Dalla nostra esperienza di preghiera, sappiamo di non poter definire Colui che “Non ha Nome”, che non possiamo dare una forma a Colui che “Non ha Forma”. Sappiamo di non poter arrivare a conoscere la Realtà Divina con la mente o con i sensi. Ma sappiamo anche che ciò non significa che Colui che Non ha Nome e Non ha Forma non esiste, solo perché intuiamo la sua Presenza invece di usare i nostri sensi “oggettivi”. Ci sono due modi diversi di percepire la realtà – attraverso l’intuizione e attraverso la razionalità. Sebbene vengano spesso considerati come completamente opposti e diversi, essi sono, in realtà, due modi complementari di approcciarsi alla realtà. Intuito ed immaginazione sono due delle qualità caratteristiche esclusive dell’essere umano, per quanto ne sappiamo. Malgrado ciò, la nostra cultura predominante in occidente, e la sua conseguente influenza su di noi, si basa sulla razionalità e nega l’importanza dell’intuizione e dell’immaginazione – viene respinta in quanto soggettiva e perché si tratta “solamente” della nostra immaginazione. Il punto di vista prevalente è quello che non si dovrebbe accettare come reale ciò che non si può oggettivamente vedere con i propri occhi o testare in laboratorio; siamo incoraggiati ad ignorare qualsiasi cosa soggettiva che non si possa spiegare razionalmente.

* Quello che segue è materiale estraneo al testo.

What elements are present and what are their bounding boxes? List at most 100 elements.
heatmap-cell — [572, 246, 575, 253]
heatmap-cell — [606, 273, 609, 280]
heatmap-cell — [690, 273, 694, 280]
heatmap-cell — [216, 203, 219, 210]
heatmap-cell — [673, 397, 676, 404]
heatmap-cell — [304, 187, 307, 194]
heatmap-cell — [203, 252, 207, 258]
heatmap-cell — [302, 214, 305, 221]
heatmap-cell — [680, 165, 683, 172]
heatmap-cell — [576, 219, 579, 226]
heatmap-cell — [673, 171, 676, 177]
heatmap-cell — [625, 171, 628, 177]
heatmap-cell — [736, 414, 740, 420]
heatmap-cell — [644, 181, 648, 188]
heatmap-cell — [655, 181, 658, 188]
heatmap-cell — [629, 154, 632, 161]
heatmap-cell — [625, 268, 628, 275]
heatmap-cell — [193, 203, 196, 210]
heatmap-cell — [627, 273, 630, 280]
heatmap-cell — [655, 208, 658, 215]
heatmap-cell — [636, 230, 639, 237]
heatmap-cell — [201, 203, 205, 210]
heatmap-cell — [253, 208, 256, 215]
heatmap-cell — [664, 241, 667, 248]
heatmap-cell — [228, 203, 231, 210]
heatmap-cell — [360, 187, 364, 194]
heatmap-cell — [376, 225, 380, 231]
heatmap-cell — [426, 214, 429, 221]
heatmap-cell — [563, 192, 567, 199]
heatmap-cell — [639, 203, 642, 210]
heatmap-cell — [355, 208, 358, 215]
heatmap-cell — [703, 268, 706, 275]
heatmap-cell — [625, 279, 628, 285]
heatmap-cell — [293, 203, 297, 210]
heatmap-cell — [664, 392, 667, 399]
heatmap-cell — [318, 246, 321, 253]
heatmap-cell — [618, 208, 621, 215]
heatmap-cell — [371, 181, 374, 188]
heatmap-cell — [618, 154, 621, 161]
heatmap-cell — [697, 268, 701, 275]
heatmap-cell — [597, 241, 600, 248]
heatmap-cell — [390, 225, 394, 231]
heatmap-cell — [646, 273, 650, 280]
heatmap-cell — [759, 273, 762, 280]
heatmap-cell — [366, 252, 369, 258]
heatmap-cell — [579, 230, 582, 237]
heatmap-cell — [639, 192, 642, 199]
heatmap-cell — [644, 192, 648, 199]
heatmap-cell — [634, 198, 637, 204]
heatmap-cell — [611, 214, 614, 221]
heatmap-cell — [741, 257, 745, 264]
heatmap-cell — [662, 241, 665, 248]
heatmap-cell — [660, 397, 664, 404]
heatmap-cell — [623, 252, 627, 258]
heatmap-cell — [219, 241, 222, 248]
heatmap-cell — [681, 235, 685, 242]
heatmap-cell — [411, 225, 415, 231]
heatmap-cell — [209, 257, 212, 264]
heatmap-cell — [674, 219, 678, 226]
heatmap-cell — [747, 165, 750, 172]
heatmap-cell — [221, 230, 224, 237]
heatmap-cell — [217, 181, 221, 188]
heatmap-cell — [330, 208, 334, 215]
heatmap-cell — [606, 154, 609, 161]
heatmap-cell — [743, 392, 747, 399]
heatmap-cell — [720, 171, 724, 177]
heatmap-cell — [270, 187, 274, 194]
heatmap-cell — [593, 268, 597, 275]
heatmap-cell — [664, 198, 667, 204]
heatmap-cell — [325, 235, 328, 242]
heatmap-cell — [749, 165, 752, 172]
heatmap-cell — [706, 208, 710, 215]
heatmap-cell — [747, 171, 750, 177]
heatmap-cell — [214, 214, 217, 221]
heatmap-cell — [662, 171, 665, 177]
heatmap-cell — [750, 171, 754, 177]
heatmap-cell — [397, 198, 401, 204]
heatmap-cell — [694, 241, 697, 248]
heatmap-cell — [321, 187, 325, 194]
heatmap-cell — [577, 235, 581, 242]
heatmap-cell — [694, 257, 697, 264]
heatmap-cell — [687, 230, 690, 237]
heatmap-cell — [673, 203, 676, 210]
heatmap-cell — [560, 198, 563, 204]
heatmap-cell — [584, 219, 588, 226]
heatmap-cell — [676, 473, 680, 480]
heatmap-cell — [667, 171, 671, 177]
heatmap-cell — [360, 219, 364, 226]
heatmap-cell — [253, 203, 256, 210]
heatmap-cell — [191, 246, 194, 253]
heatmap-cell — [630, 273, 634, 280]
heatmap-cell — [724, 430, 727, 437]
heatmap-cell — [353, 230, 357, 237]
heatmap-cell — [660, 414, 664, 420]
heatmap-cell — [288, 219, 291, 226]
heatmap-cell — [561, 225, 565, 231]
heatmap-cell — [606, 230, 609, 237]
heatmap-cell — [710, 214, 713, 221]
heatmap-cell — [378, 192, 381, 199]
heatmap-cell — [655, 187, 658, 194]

Ascoltiamo dallo stesso John Main il riconoscimento della difficoltà che possiamo incontrare a questo riguardo, in “The Present Christ”: “Ci può sembrare incredibile che la via che porta alla visione reale sia il trascendere tutte le immagini. Ci sembra, in superficie, che senza immagini non ci sia visione, così come senza pensiero non ci sia consapevolezza. ” Eppure fisici e i cosmologi “razionali” estendono le loro teorie basate su formule matematiche fino ad includere tutto il cosmo. Non possono davvero affermare che queste teorie si basino sui fatti, poiché i loro esperimenti “oggettivi” sono basati esclusivamente sulla realtà materiale visibile, cioè il 5% dell’intero cosmo; il resto è materia oscura ed energia oscura di cui non sappiamo nulla.

L’intuizione gioca un ruolo molto più grande nella scoperta scientifica di quanto gli scienziati vogliano ammettere. Einstein invece, tenne in grande considerazione l’intuizione: “La mente intuitiva è un dono sacro e la mente razionale è un servo fedele. Abbiamo creato una società che onora il servo e ha dimenticato il dono “. Questa negazione della necessità di avere insieme ragione e intuizione – che è ancora la visione della maggioranza – richiama alla mente ciò che Sant’Antonio del Deserto affermò quasi duemila anni fa: “Verrà il momento in cui le persone impazziranno, e incontrando qualcuno che non è pazzo si rivolgeranno a lui dicendo: ‘Tu sei fuori di testa!’ solo perché non è come loro”. Questo atteggiamento di generale ‘follia’ è ciò che porta ad un senso di mancanza di significato, a ciò che John Main chiama in “The Present Christ”: “il terreno della paura più inquietante dell’uomo – l’isolamento, la paura, la solitudine, che il mondo sia di per sé solo un terribile errore”. E’ solo ascoltando con l’orecchio del cuore, nella comprensione intuitiva che viene dall’esperienza della preghiera silenziosa, che saremo in grado di sfuggire a ciò che san Paolo chiamò già duemila anni fa “un mondo senza speranza”. Ma, come continua John Main in ‘The Present Christ ‘: “ciò che in ultima analisi, rende possibile una profondità di visione è la fede: il salto nel buio, l’impegno verso la Realtà che non possiamo vedere.”